How much money can you make from stocks in a month? ›

Well, there is no limit to how much you can make from stocks in a month. The money you can make by trading can run into thousands, lakhs, or even higher. A few key things that intraday profits depend on: How much capital are you putting in the markets daily?

What is considered a cheap stock? ›

If a company's P/B ratio is below 1, then it may be viewed as inexpensive because it's trading for less than its break-up value. The higher the P/B ratio, the more expensive it becomes. Generally, ratios above 1.5 are considered frothy.

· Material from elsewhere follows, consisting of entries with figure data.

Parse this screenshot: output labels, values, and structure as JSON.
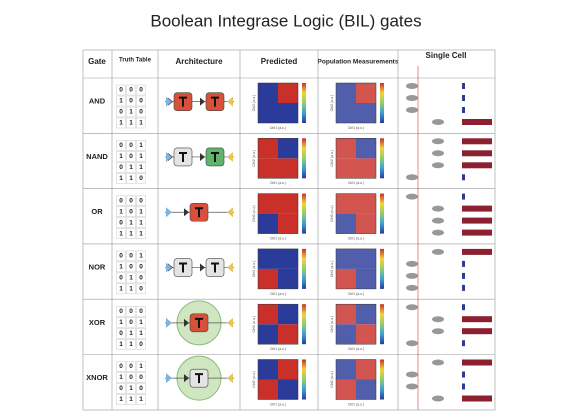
{
  "title": "Boolean Integrase Logic (BIL) gates",
  "header": {
    "gate": "Gate",
    "truth_table": "Truth Table",
    "architecture": "Architecture",
    "predicted": "Predicted",
    "population": "Population Measurements",
    "single_cell": "Single Cell"
  },
  "axis_labels": {
    "x": "Ctrl1 (a.u.)",
    "y": "Ctrl2 (a.u.)"
  },
  "rows": [
    {
      "gate": "AND",
      "truth_table": [
        [
          0,
          0,
          0
        ],
        [
          1,
          0,
          0
        ],
        [
          0,
          1,
          0
        ],
        [
          1,
          1,
          1
        ]
      ]
    },
    {
      "gate": "NAND",
      "truth_table": [
        [
          0,
          0,
          1
        ],
        [
          1,
          0,
          1
        ],
        [
          0,
          1,
          1
        ],
        [
          1,
          1,
          0
        ]
      ]
    },
    {
      "gate": "OR",
      "truth_table": [
        [
          0,
          0,
          0
        ],
        [
          1,
          0,
          1
        ],
        [
          0,
          1,
          1
        ],
        [
          1,
          1,
          1
        ]
      ]
    },
    {
      "gate": "NOR",
      "truth_table": [
        [
          0,
          0,
          1
        ],
        [
          1,
          0,
          0
        ],
        [
          0,
          1,
          0
        ],
        [
          1,
          1,
          0
        ]
      ]
    },
    {
      "gate": "XOR",
      "truth_table": [
        [
          0,
          0,
          0
        ],
        [
          1,
          0,
          1
        ],
        [
          0,
          1,
          1
        ],
        [
          1,
          1,
          0
        ]
      ]
    },
    {
      "gate": "XNOR",
      "truth_table": [
        [
          0,
          0,
          1
        ],
        [
          1,
          0,
          0
        ],
        [
          0,
          1,
          0
        ],
        [
          1,
          1,
          1
        ]
      ]
    }
  ]
}
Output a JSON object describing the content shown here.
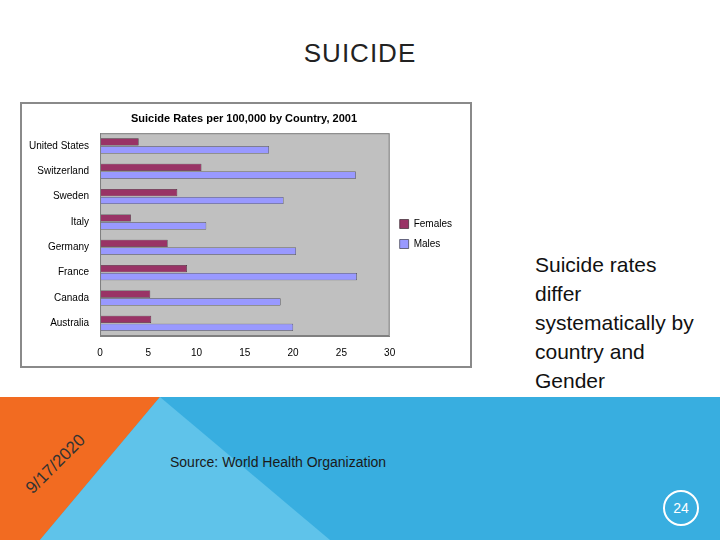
{
  "slide": {
    "title": "SUICIDE",
    "text": "Suicide rates differ systematically by country and Gender",
    "source": "Source: World Health Organization",
    "date": "9/17/2020",
    "page_number": 24
  },
  "chart_data": {
    "type": "bar",
    "orientation": "horizontal",
    "title": "Suicide Rates per 100,000 by Country, 2001",
    "categories": [
      "United States",
      "Switzerland",
      "Sweden",
      "Italy",
      "Germany",
      "France",
      "Canada",
      "Australia"
    ],
    "series": [
      {
        "name": "Females",
        "color": "#993366",
        "values": [
          4,
          10.5,
          8,
          3.2,
          7,
          9,
          5.2,
          5.3
        ]
      },
      {
        "name": "Males",
        "color": "#9999ff",
        "values": [
          17.5,
          26.5,
          19,
          11,
          20.3,
          26.6,
          18.7,
          20
        ]
      }
    ],
    "xlim": [
      0,
      30
    ],
    "xticks": [
      0,
      5,
      10,
      15,
      20,
      25,
      30
    ],
    "grid": false,
    "legend": "right"
  }
}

What is the 50% rule in trading? ›

The fifty percent principle is a rule of thumb that anticipates the size of a technical correction. The fifty percent principle states that when a stock or other asset begins to fall after a period of rapid gains, it will lose at least 50% of its most recent gains before the price begins advancing again.

What is the 1% rule in stock trading? ›

The 1% risk rule means not risking more than 1% of account capital on a single trade. It doesn't mean only putting 1% of your capital into a trade. Put as much capital as you wish, but if the trade is losing more than 1% of your total capital, close the position.

What is the 4% stock rule? ›

4% rule calculation. Start by adding up all your investments, retirement accounts, and residual income. Calculate 4% of that total, and that's the budget for your first year of retirement. After each year, you adjust for inflation.